Frequently Asked Questions
What is the difference between json.loads and json.load?
json.loads() parses a JSON string (the “s” = string). json.load() reads from a file object. Similarly, json.dumps() serializes to a string and json.dump() writes to a file. This naming convention is consistent across Python’s standard library (e.g., pickle.loads/pickle.load follows the same pattern).
How do I pretty-print JSON?
Use json.dumps(data, indent=2) for 2-space indentation or indent=4 for 4-space. Add sort_keys=True to sort keys alphabetically. From the command line, you can pretty-print a JSON file with: python -m json.tool myfile.json. This is built into Python and works on any valid JSON file.
How does Python handle Unicode in JSON?
By default, json.dumps() escapes non-ASCII characters as \uXXXX escape sequences. To output them directly as Unicode (which is valid JSON and more readable), use json.dumps(data, ensure_ascii=False). Always open JSON files with encoding='utf-8' to handle any Unicode content correctly.
Why can’t I serialize datetime objects?
The JSON spec only defines six data types: object, array, string, number, boolean, and null. Python’s datetime doesn’t map to any of these, so the json module raises TypeError. The idiomatic solution is to convert to ISO 8601 strings using dt.isoformat(). Pass a default function to json.dumps() that handles these conversions, as shown in the custom serialization section above.
How do I handle very large JSON files efficiently?

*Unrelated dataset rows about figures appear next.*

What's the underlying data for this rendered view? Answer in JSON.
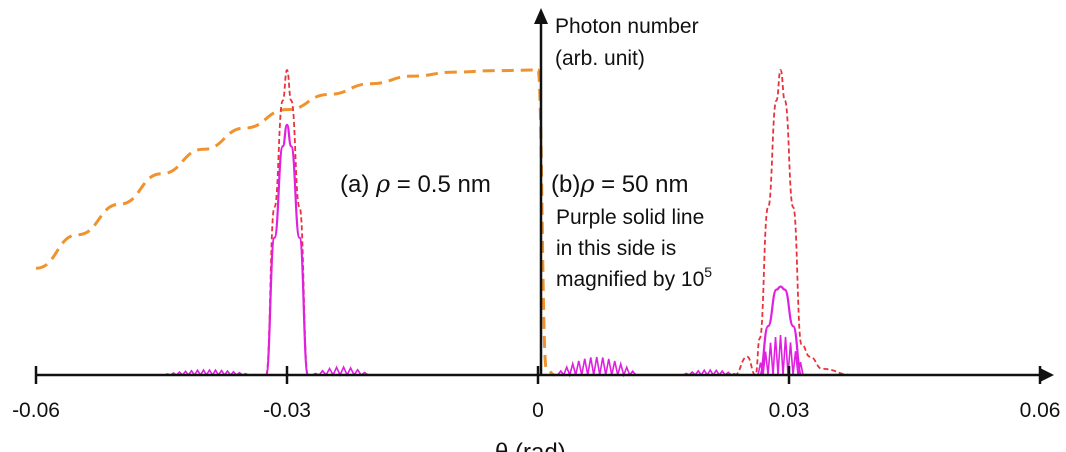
{
  "chart_data": {
    "type": "line",
    "xlabel": "θ (rad)",
    "ylabel": "Photon number (arb. unit)",
    "ylabel_lines": [
      "Photon number",
      "(arb. unit)"
    ],
    "xlim": [
      -0.06,
      0.06
    ],
    "ylim": [
      0,
      1
    ],
    "grid": false,
    "x_ticks": [
      -0.06,
      -0.03,
      0,
      0.03,
      0.06
    ],
    "x_tick_labels": [
      "-0.06",
      "-0.03",
      "0",
      "0.03",
      "0.06"
    ],
    "annotations": {
      "panel_a": {
        "prefix": "(a) ",
        "rho": "ρ",
        "rest": " = 0.5 nm"
      },
      "panel_b": {
        "prefix": "(b)",
        "rho": "ρ",
        "rest": " = 50 nm",
        "lines": [
          "Purple solid line",
          "in this side is",
          "magnified by 10"
        ],
        "exponent": "5"
      }
    },
    "series": [
      {
        "style": "dashed",
        "color": "#f0922e",
        "x": [
          -0.06,
          -0.055,
          -0.05,
          -0.045,
          -0.04,
          -0.035,
          -0.03,
          -0.025,
          -0.02,
          -0.015,
          -0.01,
          -0.005,
          0
        ],
        "values": [
          0.35,
          0.46,
          0.56,
          0.66,
          0.74,
          0.81,
          0.87,
          0.92,
          0.955,
          0.98,
          0.993,
          0.998,
          1.0
        ]
      },
      {
        "style": "dashed",
        "color": "#f0922e",
        "x": [
          0,
          0.001,
          0.002
        ],
        "values": [
          1.0,
          0.02,
          0.0
        ]
      },
      {
        "style": "dashed-fine",
        "color": "#e8323c",
        "x": [
          -0.0325,
          -0.0315,
          -0.0305,
          -0.03,
          -0.0295,
          -0.0285,
          -0.0275,
          0.0235,
          0.025,
          0.026,
          0.0265,
          0.0275,
          0.0285,
          0.029,
          0.0295,
          0.0305,
          0.0315,
          0.0325,
          0.034,
          0.0375
        ],
        "values": [
          0.0,
          0.55,
          0.9,
          1.0,
          0.9,
          0.55,
          0.0,
          0.0,
          0.06,
          0.0,
          0.12,
          0.55,
          0.9,
          1.0,
          0.9,
          0.55,
          0.1,
          0.06,
          0.02,
          0.0
        ]
      },
      {
        "style": "solid",
        "color": "#e020e0",
        "x": [
          -0.0325,
          -0.0315,
          -0.0305,
          -0.03,
          -0.0295,
          -0.0285,
          -0.0275
        ],
        "values": [
          0.0,
          0.45,
          0.75,
          0.82,
          0.75,
          0.45,
          0.0
        ]
      },
      {
        "style": "solid",
        "color": "#e020e0",
        "x": [
          0.0265,
          0.0275,
          0.0285,
          0.029,
          0.0295,
          0.0305,
          0.0315
        ],
        "values": [
          0.0,
          0.16,
          0.28,
          0.29,
          0.28,
          0.16,
          0.0
        ]
      }
    ]
  }
}
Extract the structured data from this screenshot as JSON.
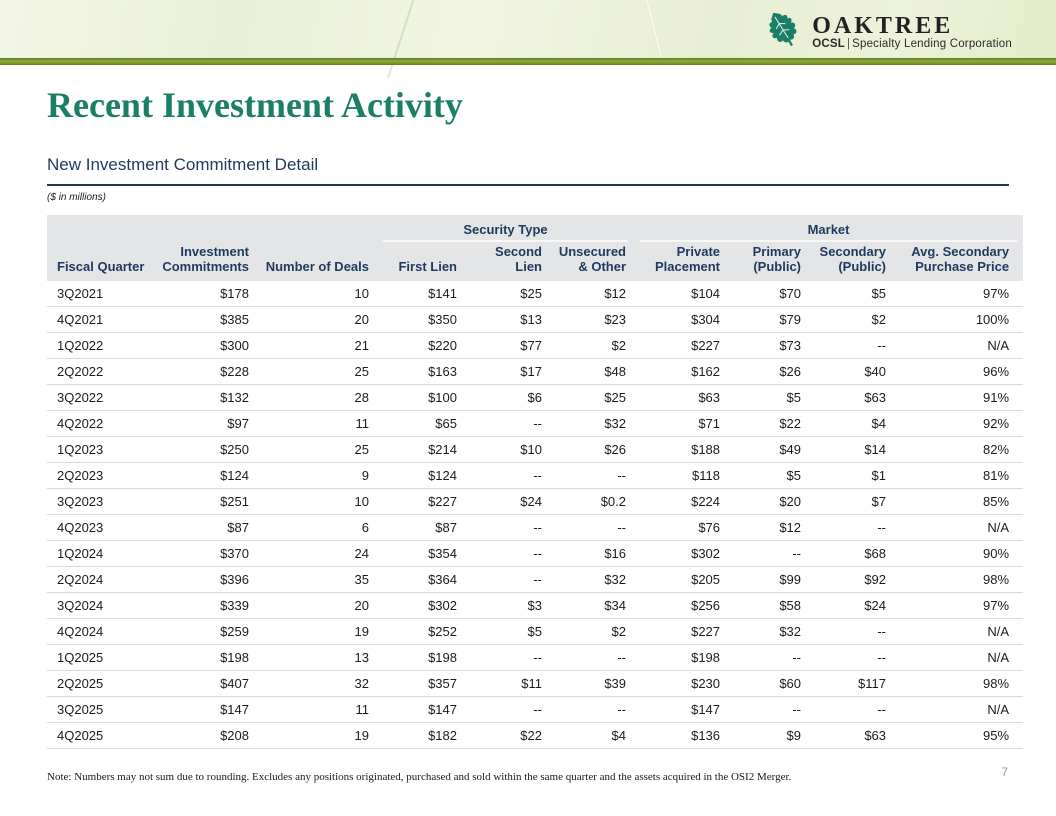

For JSON files too large to load into memory at once, use the ijson library (install via pip install ijson) for streaming incremental JSON parsing. It parses the file as it reads, yielding items one at a time. The standard json module always loads the entire file into memory — fine for files up to hundreds of MB, but not for multi-GB JSON datasets.
Conclusion
Python’s json module makes JSON handling simple and reliable. We covered json.loads()/json.load() for parsing, json.dumps()/json.dump() for serialization, pretty-printing with indent and sort_keys, defensive nested access with chained .get(), parsing real API responses, custom serialization for datetime objects, and robust error handling with json.JSONDecodeError. JSON fluency is an essential Python skill — you’ll use it in almost every project that touches the internet or stores configuration.
Try extending the config manager to support environment variable overrides (keys from os.environ take precedence over the file) or to validate values against a schema using jsonschema (available via pip). Both are common patterns in production-grade config management.
For the full API reference and additional encoder/decoder customization options, see the official json module documentation.